Better Living Through Thinking

Stevey's Blog Rants: Code's Worst Enemy

Fri, 28 Dec 2007

Excerpt from a recent blog post from Steve Yegge:

<http://steve-yegge.blogspot.com/2007/12/codes-worst-enemy.html>

I happen to hold a hard-won minority opinion about code bases. In particular I believe, quite staunchly I might add, that the worst thing that can happen to a code base is size.

I say "size" as a placeholder for a reasonably well-formed thought for which I seem to have no better word in my vocabulary. I'll have to talk around it until you can see what I mean, and perhaps provide me with a better word for it. The word "bloat" might be more accurate, since everyone knows that "bloat" is bad, but unfortunately most so-called experienced programmers do not know how to detect bloat, and they'll point at severely bloated code bases and claim they're skinny as a rail.

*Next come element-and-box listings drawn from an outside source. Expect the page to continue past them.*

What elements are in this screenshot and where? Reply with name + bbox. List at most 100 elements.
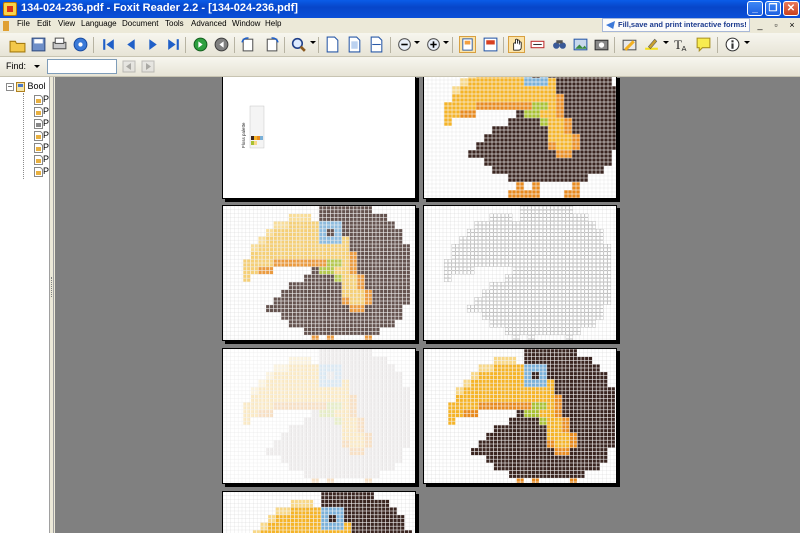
note-icon[interactable] — [695, 36, 712, 53]
open-file-icon[interactable] — [9, 36, 26, 53]
last-page-icon[interactable] — [165, 36, 182, 53]
stitch-cell — [603, 251, 608, 256]
stitch-cell — [480, 78, 484, 82]
menu-window[interactable]: Window — [232, 19, 260, 28]
stitch-cell — [326, 236, 331, 240]
zoom-in-dropdown-arrow[interactable] — [443, 41, 449, 44]
actual-size-icon[interactable] — [324, 36, 341, 53]
pdf-page-6[interactable] — [423, 348, 617, 484]
stitch-cell — [607, 251, 612, 256]
stitch-cell — [456, 94, 460, 98]
stitch-cell — [345, 251, 350, 256]
mdi-restore-button[interactable]: ▫ — [770, 20, 782, 31]
hand-tool-icon[interactable] — [508, 36, 525, 53]
stitch-cell — [544, 122, 548, 126]
zoom-dropdown-arrow[interactable] — [310, 41, 316, 44]
find-previous-icon[interactable] — [122, 60, 136, 73]
menu-tools[interactable]: Tools — [165, 19, 184, 28]
print-icon[interactable] — [51, 36, 68, 53]
pdf-page-3[interactable] — [222, 205, 416, 341]
collapse-toggle[interactable]: − — [6, 82, 14, 91]
go-back-icon[interactable] — [213, 36, 230, 53]
bookmark-item[interactable]: P — [32, 106, 49, 118]
pdf-page-2[interactable] — [423, 77, 617, 199]
menu-advanced[interactable]: Advanced — [191, 19, 227, 28]
menu-document[interactable]: Document — [122, 19, 158, 28]
pdf-page-1[interactable]: Floss palette — [222, 77, 416, 199]
stitch-cell — [380, 459, 384, 463]
menu-view[interactable]: View — [58, 19, 75, 28]
stitch-cell — [543, 356, 547, 361]
email-icon[interactable] — [72, 36, 89, 53]
bookmark-item[interactable]: P — [32, 94, 49, 106]
stitch-cell — [330, 293, 334, 297]
zoom-in-icon[interactable] — [425, 36, 442, 53]
document-view[interactable]: Floss palette — [55, 77, 800, 533]
bookmark-item[interactable]: P — [32, 166, 49, 178]
rotate-left-icon[interactable] — [240, 36, 257, 53]
find-input[interactable] — [47, 59, 117, 74]
snapshot-icon[interactable] — [593, 36, 610, 53]
find-options-arrow[interactable] — [34, 65, 40, 68]
bookmark-item[interactable]: P — [32, 118, 49, 130]
stitch-cell — [512, 190, 516, 194]
go-forward-icon[interactable] — [192, 36, 209, 53]
stitch-cell — [323, 255, 327, 259]
document-menu-icon[interactable] — [3, 21, 9, 31]
pdf-page-4[interactable] — [423, 205, 617, 341]
rotate-right-icon[interactable] — [263, 36, 280, 53]
previous-page-icon[interactable] — [123, 36, 140, 53]
next-page-icon[interactable] — [144, 36, 161, 53]
restore-button[interactable]: ❐ — [765, 1, 781, 16]
minimize-button[interactable]: _ — [747, 1, 763, 16]
splitter-grip[interactable] — [51, 277, 53, 297]
stitch-cell — [330, 248, 334, 252]
stitch-cell — [512, 90, 516, 94]
select-image-icon[interactable] — [572, 36, 589, 53]
pdf-page-5[interactable] — [222, 348, 416, 484]
find-text-icon[interactable] — [551, 36, 568, 53]
stitch-cell — [576, 98, 580, 102]
stitch-cell — [592, 142, 596, 146]
stitch-cell — [556, 178, 560, 182]
stitch-cell — [304, 417, 308, 421]
highlight-icon[interactable] — [643, 36, 660, 53]
bookmark-item[interactable]: P — [32, 130, 49, 142]
menu-edit[interactable]: Edit — [37, 19, 51, 28]
stitch-cell — [501, 356, 505, 361]
first-page-icon[interactable] — [100, 36, 117, 53]
bookmark-item[interactable]: P — [32, 142, 49, 154]
select-text-icon[interactable] — [529, 36, 546, 53]
info-icon[interactable] — [724, 36, 741, 53]
zoom-out-dropdown-arrow[interactable] — [414, 41, 420, 44]
zoom-out-icon[interactable] — [396, 36, 413, 53]
menu-language[interactable]: Language — [81, 19, 117, 28]
zoom-icon[interactable] — [290, 36, 307, 53]
stitch-cell — [395, 391, 399, 395]
stitch-cell — [319, 432, 323, 437]
text-tool-icon[interactable]: TA — [673, 36, 690, 53]
typewriter-icon[interactable] — [621, 36, 638, 53]
menu-help[interactable]: Help — [265, 19, 281, 28]
find-next-icon[interactable] — [141, 60, 155, 73]
bookmark-item[interactable]: P — [32, 154, 49, 166]
foxit-app-icon[interactable] — [3, 2, 17, 16]
save-icon[interactable] — [30, 36, 47, 53]
continuous-view-icon[interactable] — [482, 36, 499, 53]
mdi-close-button[interactable]: × — [786, 20, 798, 31]
promo-banner[interactable]: Fill,save and print interactive forms! — [602, 18, 750, 32]
menu-file[interactable]: File — [17, 19, 30, 28]
fit-width-icon[interactable] — [368, 36, 385, 53]
stitch-cell — [323, 451, 327, 456]
fit-page-icon[interactable] — [346, 36, 363, 53]
info-dropdown-arrow[interactable] — [744, 41, 750, 44]
stitch-cell — [338, 320, 342, 324]
single-page-view-icon[interactable] — [459, 36, 476, 53]
mdi-minimize-button[interactable]: _ — [754, 20, 766, 31]
stitch-cell — [345, 301, 350, 305]
bookmark-root[interactable]: − Bool — [6, 81, 46, 93]
close-button[interactable]: ✕ — [783, 1, 799, 16]
panel-splitter[interactable] — [50, 77, 54, 533]
stitch-cell — [311, 297, 315, 301]
highlight-dropdown-arrow[interactable] — [663, 41, 669, 44]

Good thing we're not talking to them, eh?

I say my opinion is hard-won because people don't really talk much about code base size; it's not widely recognized as a problem. In fact it's widely recognized as a non-problem. This means that anyone sharing my minority opinion is considered a borderline lunatic, since what rational person would rant against a non-problem?

People in the industry are very excited about various ideas that nominally help you deal with large code bases, such as IDEs that can manipulate code as "algebraic structures", and search indexes, and so on. These people tend to view code bases much the way construction workers view dirt: they want great big machines that can move the dirt this way and that. There's conservation of dirt at work: you can't compress dirt, not much, so their solution set consists of various ways of shoveling the dirt around. There are even programming interview questions, surely metaphorical, about how you might go about moving an entire mountain of dirt, one truck at a time.

Industry programmers are excited about solutions to a big non-problem. It's just a mountain of dirt, and you just need big tools to move it around. The tools are exciting but the dirt is not.

My minority opinion is that a mountain of code is the worst thing that can befall a person, a team, a company. I believe that code weight wrecks projects and companies, that it forces rewrites after a certain size, and that smart teams will do everything in their power to keep their code base from becoming a mountain. Tools or no tools. That's what I believe.